Opera Review (NYC): ‘Kings, Giants & Robots’ – Works by Victoria Bond, Herschel Garfein, Robert Paterson (May 13, 2022)

Composer Robert Paterson’s Mostly Modern Projects (MMP) is a melting pot of musical creativity and, I now know, a forge for opera and adjacent opera. Kings, giants and robots was a program of lyrical works by Paterson, Herschel Garfeinand Victoria Bond, co-produced by Bond’s Cutting Edge Concerts. The singers and instrumentalists were members of MMP’s American Modern Ensemble.
A Gulliver puppet
Victoria Bond’s How Gulliver came home in a very undirect way is an opera based on Gulliver’s Travels, still in development. With puppets, humor and good humour, it is aimed at all ages. Bond conducted selections featuring three singers and scored for string quartet and percussion.
Soprano Ariadne Greif and tenor Glenn Seven Allen shared much of the limelight in a few roles each. Both had great voices, as did baritone Jonathan Green in a Gulliver role as narrator. Greif and Allen delivered droll characterizations as well as confident realizations of Bond’s modernist-influenced, accessible and thrilling recitatives and ariosos. (Greif and Allen would return in even livelier roles later.) To help mobilize the action, two puppeteers operated doll-sized “bodies” which the singers carried on their chests.
The scenes are clever, funny, inventive and original. A trio of Yahoos bellowing nonsense in perfect synchrony. A love scene between the puppet Gulliver and a life-size woman of the Brobdingnag giant race features extraordinary duet writing. A musical interlude from a cleverly called “Danzibar” section cuts lightly to an intriguing and playful tango rhythm. The final selection brings together the three singers for a trio built on soft harmonies and beautiful counterpoint.
A powerful world first
The world premiere of king of the river by Herschel Garfein, a more ostensibly serious work followed. The composer has set the eponymous poem by Stanley Kunitz to music for orchestra (here a small complete ensemble) and baritone soloist.
Keith Phares was magnificent, surely one of the most imposing baritone voices on the stage. He seemed to really enjoy the material, and there’s a lot to enjoy. Garfein portrays the poem’s watery imagery (the “king” is a salmon) with seething, bubbling sound palaces that never dissolve into chaos. The music is dense and harmonically intelligible, the musical narrative episodic yet (like water) flowing and programmatic in interesting ways. And not only aquatic – for example, with a musical suspense on the phrase “on the threshold”.
There is a fluid interplay between voice and orchestra throughout.
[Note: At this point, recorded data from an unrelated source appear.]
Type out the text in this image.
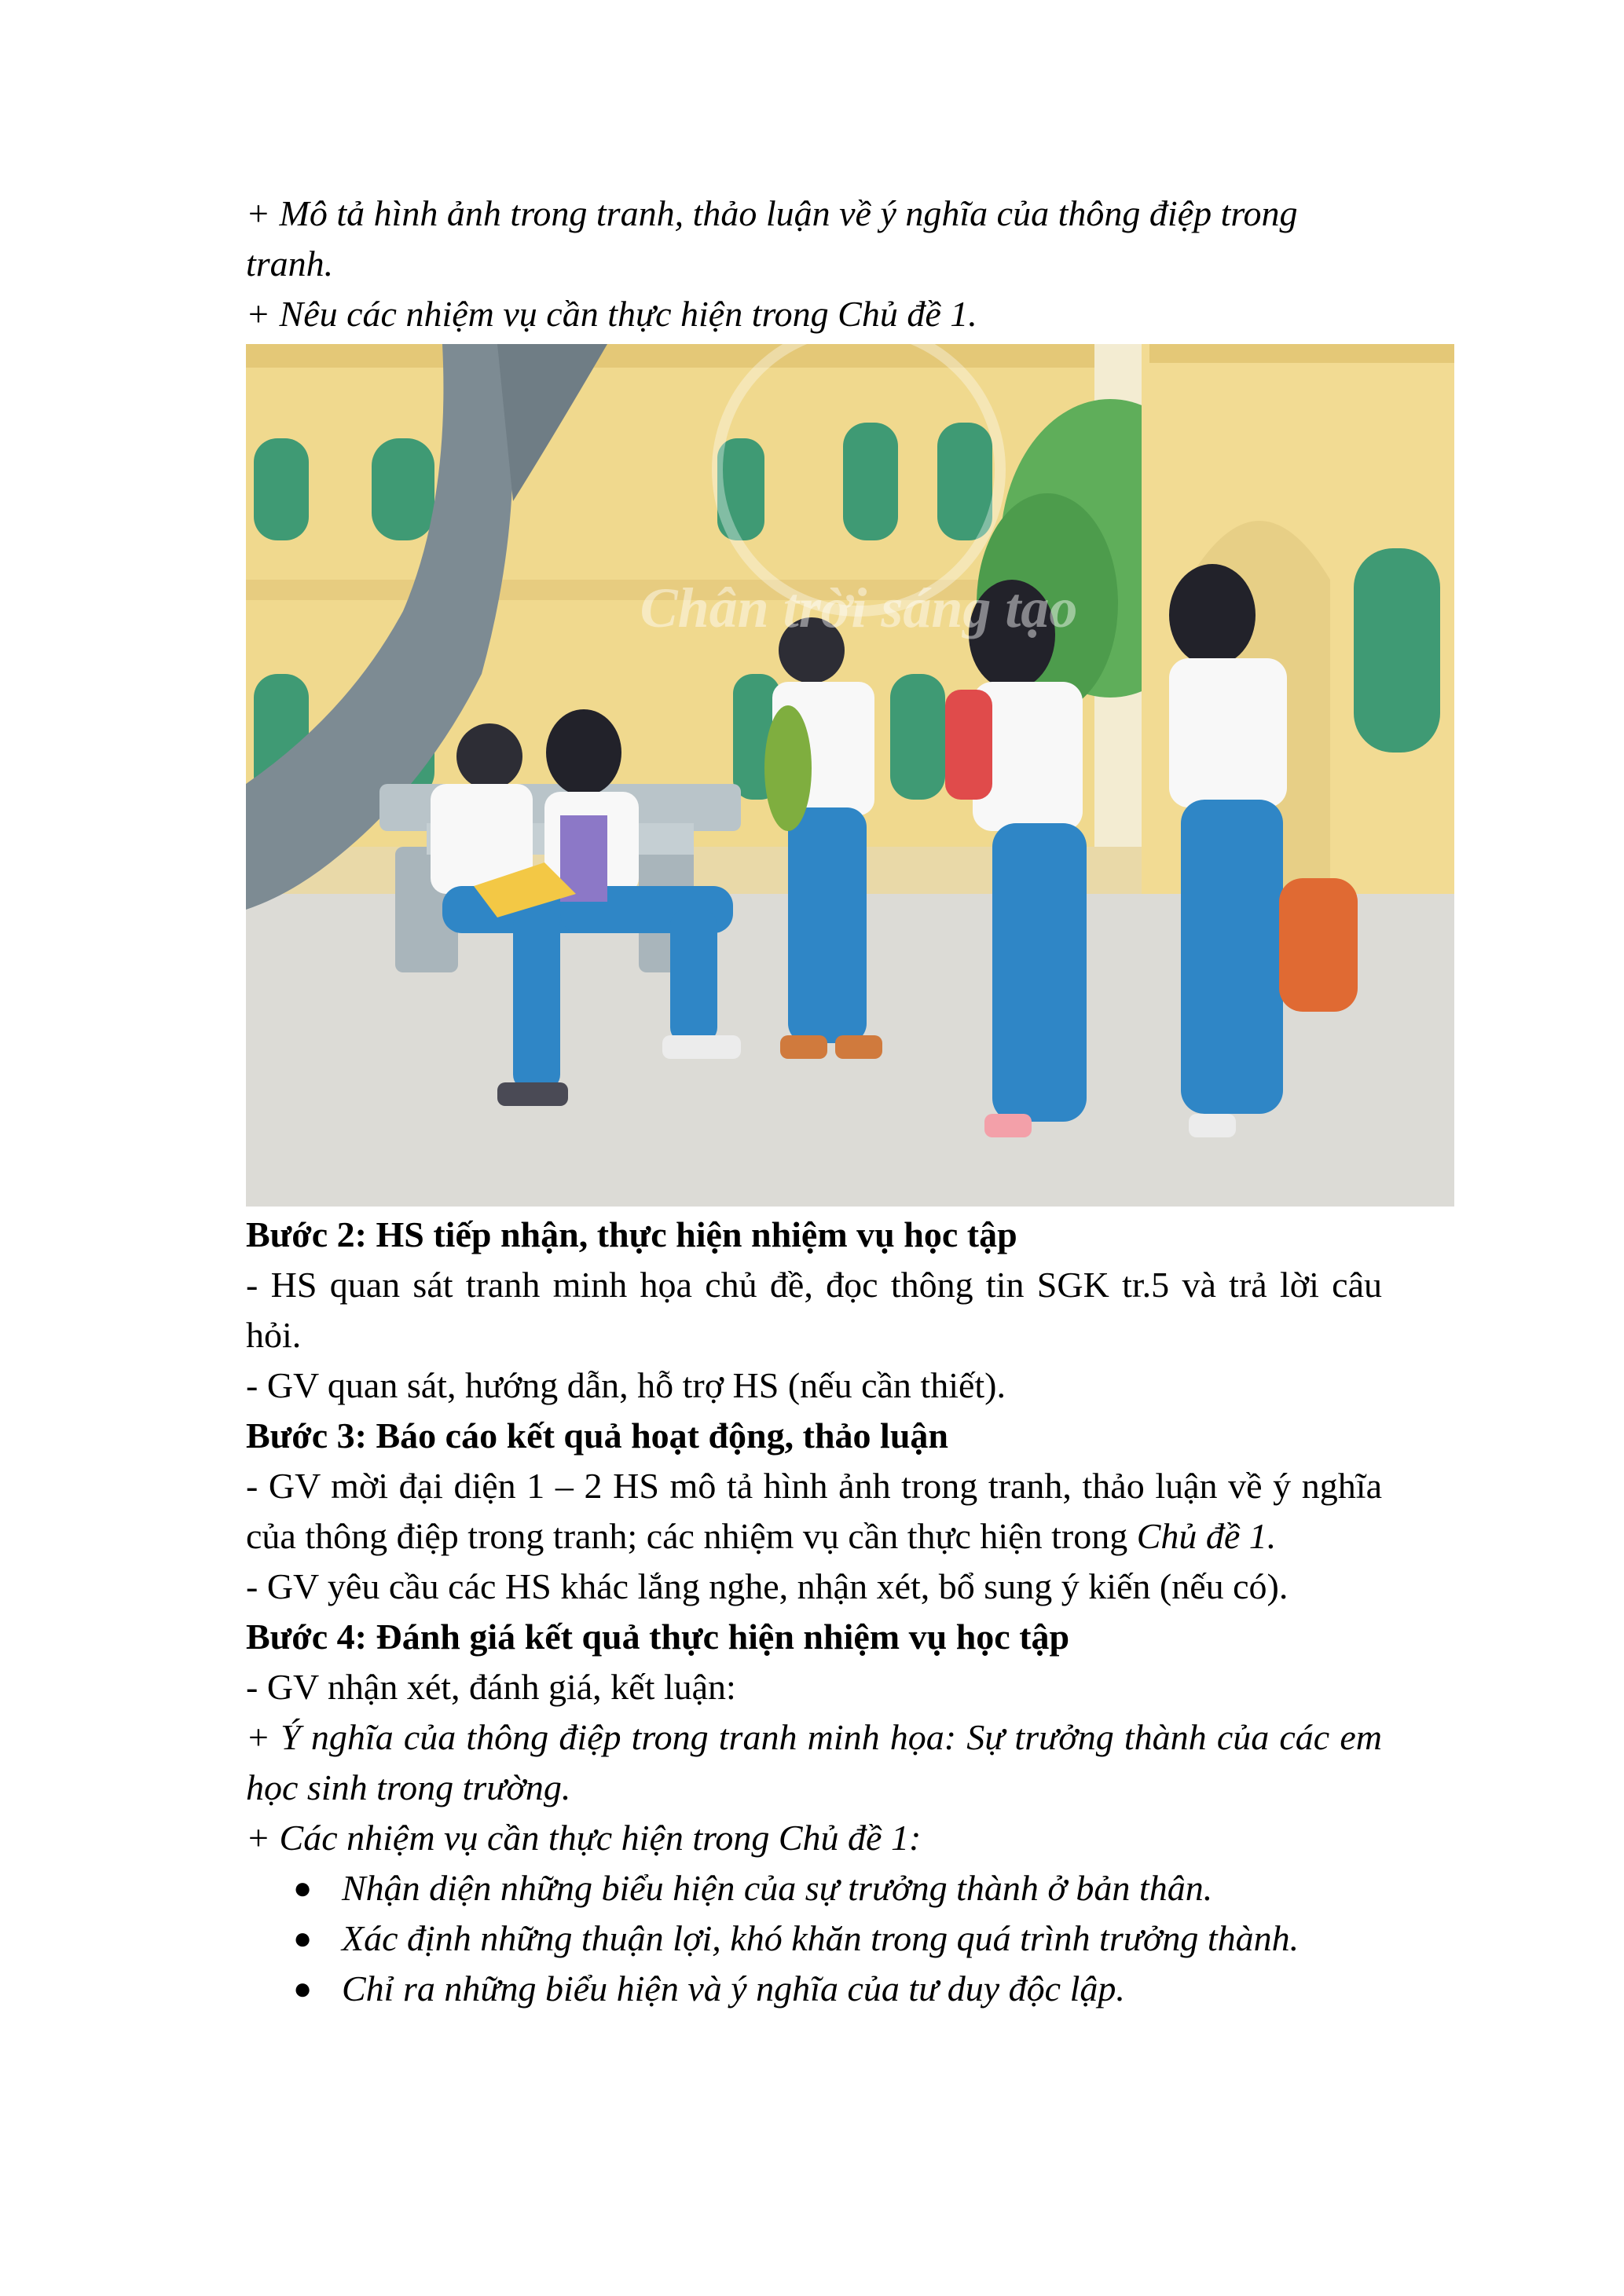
+ Mô tả hình ảnh trong tranh, thảo luận về ý nghĩa của thông điệp trong tranh.

+ Nêu các nhiệm vụ cần thực hiện trong Chủ đề 1.

Chân trời sáng tạo

Bước 2: HS tiếp nhận, thực hiện nhiệm vụ học tập

- HS quan sát tranh minh họa chủ đề, đọc thông tin SGK tr.5 và trả lời câu hỏi.

- GV quan sát, hướng dẫn, hỗ trợ HS (nếu cần thiết).

Bước 3: Báo cáo kết quả hoạt động, thảo luận

- GV mời đại diện 1 – 2 HS mô tả hình ảnh trong tranh, thảo luận về ý nghĩa của thông điệp trong tranh; các nhiệm vụ cần thực hiện trong Chủ đề 1.

- GV yêu cầu các HS khác lắng nghe, nhận xét, bổ sung ý kiến (nếu có).

Bước 4: Đánh giá kết quả thực hiện nhiệm vụ học tập

- GV nhận xét, đánh giá, kết luận:

+ Ý nghĩa của thông điệp trong tranh minh họa: Sự trưởng thành của các em học sinh trong trường.

+ Các nhiệm vụ cần thực hiện trong Chủ đề 1:

● Nhận diện những biểu hiện của sự trưởng thành ở bản thân.

● Xác định những thuận lợi, khó khăn trong quá trình trưởng thành.

● Chỉ ra những biểu hiện và ý nghĩa của tư duy độc lập.
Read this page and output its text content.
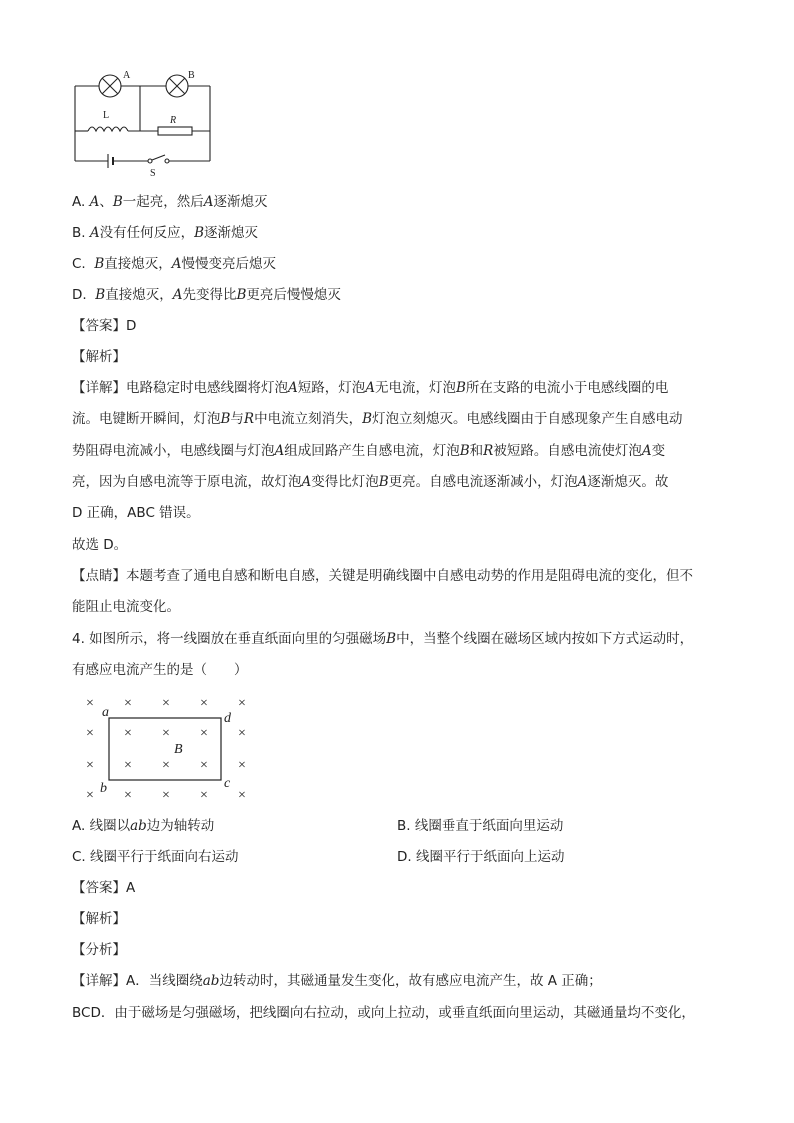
A	B
L	R
S
A. A、B一起亮，然后A逐渐熄灭
B. A没有任何反应，B逐渐熄灭
C. B直接熄灭，A慢慢变亮后熄灭
D. B直接熄灭，A先变得比B更亮后慢慢熄灭
【答案】D
【解析】
【详解】电路稳定时电感线圈将灯泡A短路，灯泡A无电流，灯泡B所在支路的电流小于电感线圈的电
流。电键断开瞬间，灯泡B与R中电流立刻消失，B灯泡立刻熄灭。电感线圈由于自感现象产生自感电动
势阻碍电流减小，电感线圈与灯泡A组成回路产生自感电流，灯泡B和R被短路。自感电流使灯泡A变
亮，因为自感电流等于原电流，故灯泡A变得比灯泡B更亮。自感电流逐渐减小，灯泡A逐渐熄灭。故
D 正确，ABC 错误。
故选 D。
【点睛】本题考查了通电自感和断电自感，关键是明确线圈中自感电动势的作用是阻碍电流的变化，但不
能阻止电流变化。
4. 如图所示，将一线圈放在垂直纸面向里的匀强磁场B中，当整个线圈在磁场区域内按如下方式运动时，
有感应电流产生的是（　　）
× × × × ×
× × × × ×
× × × × ×
× × × × ×
a
b	c
d
B
A. 线圈以ab边为轴转动	B. 线圈垂直于纸面向里运动
C. 线圈平行于纸面向右运动	D. 线圈平行于纸面向上运动
【答案】A
【解析】
【分析】
【详解】A．当线圈绕ab边转动时，其磁通量发生变化，故有感应电流产生，故 A 正确；
BCD．由于磁场是匀强磁场，把线圈向右拉动，或向上拉动，或垂直纸面向里运动，其磁通量均不变化，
Unexpected rhythms and gestures in the orchestral score must make it a challenge for a singer. Phares sailed with full control.
king of the river is a wonderful piece of descriptive modernism. Garfein told us in a brief chat that he was particularly interested in the sound of a solo voice with orchestra. He made a considerable contribution to the relatively sparse repertoire of this configuration. Phares, conductor Geoffrey McDonald and the musicians of the American Modern Ensemble gave it a sensational premiere.
Him, robot
The companion is a stand-alone one-act opera by Robert Paterson that is also the first part of a triptych of chamber operas. collectively titled Three ways, they explore issues of connection and sexuality. When I talked about it with the composer during the creation of a video extract of The companion in 2017, he told me why he had been “bitten by the opera bug”:
I love to write operas. And the reason is that unlike orchestral plays where you write the play, the musicians learn it, the conductor conducts it and then, you know, it happens, with opera, there’s all these collaborators, the director and all the others, the singers have their own way of acting the parts. And seeing it all come together [at the Nashville premiere] was one of the most exciting things I’ve ever experienced, because you just feel like it’s this giant team effort.
The companion is the futuristic story of a woman, Maya, with an android boyfriend named Joe who is just too perfect – always happy, overly concerned. Wanting more, she asks tech Dax to update Joe’s software. Reprogrammed for “maximum realism”, Joe becomes an inconsiderate fool.
Directed by John de los Santos with a clever libretto by David Cote, Allen’s thunderous portrayal of Joe established him as a singer with exceptional acting skills. Grief’s naturalistic performance as Maya did the same, with baritone Robert Welsey Mason grounding the action as Dax and revealing an unexpected depth to the character.
Conductor McDonald’s chamber ensemble seemed to find the proceedings as entertaining as the audience. That didn’t spoil their sharp rendition of the sophisticated, melodic score, which features Paterson’s beloved marimba (he’s a marimba himself) and beautiful orchestral writing, particularly in the winds. Subtle touches made me smile, like a repeated little phrase that sounded evenly at first but actually alternated between horn and bassoon. But it is the general spirit of the play that makes this one-act opera so enjoyable.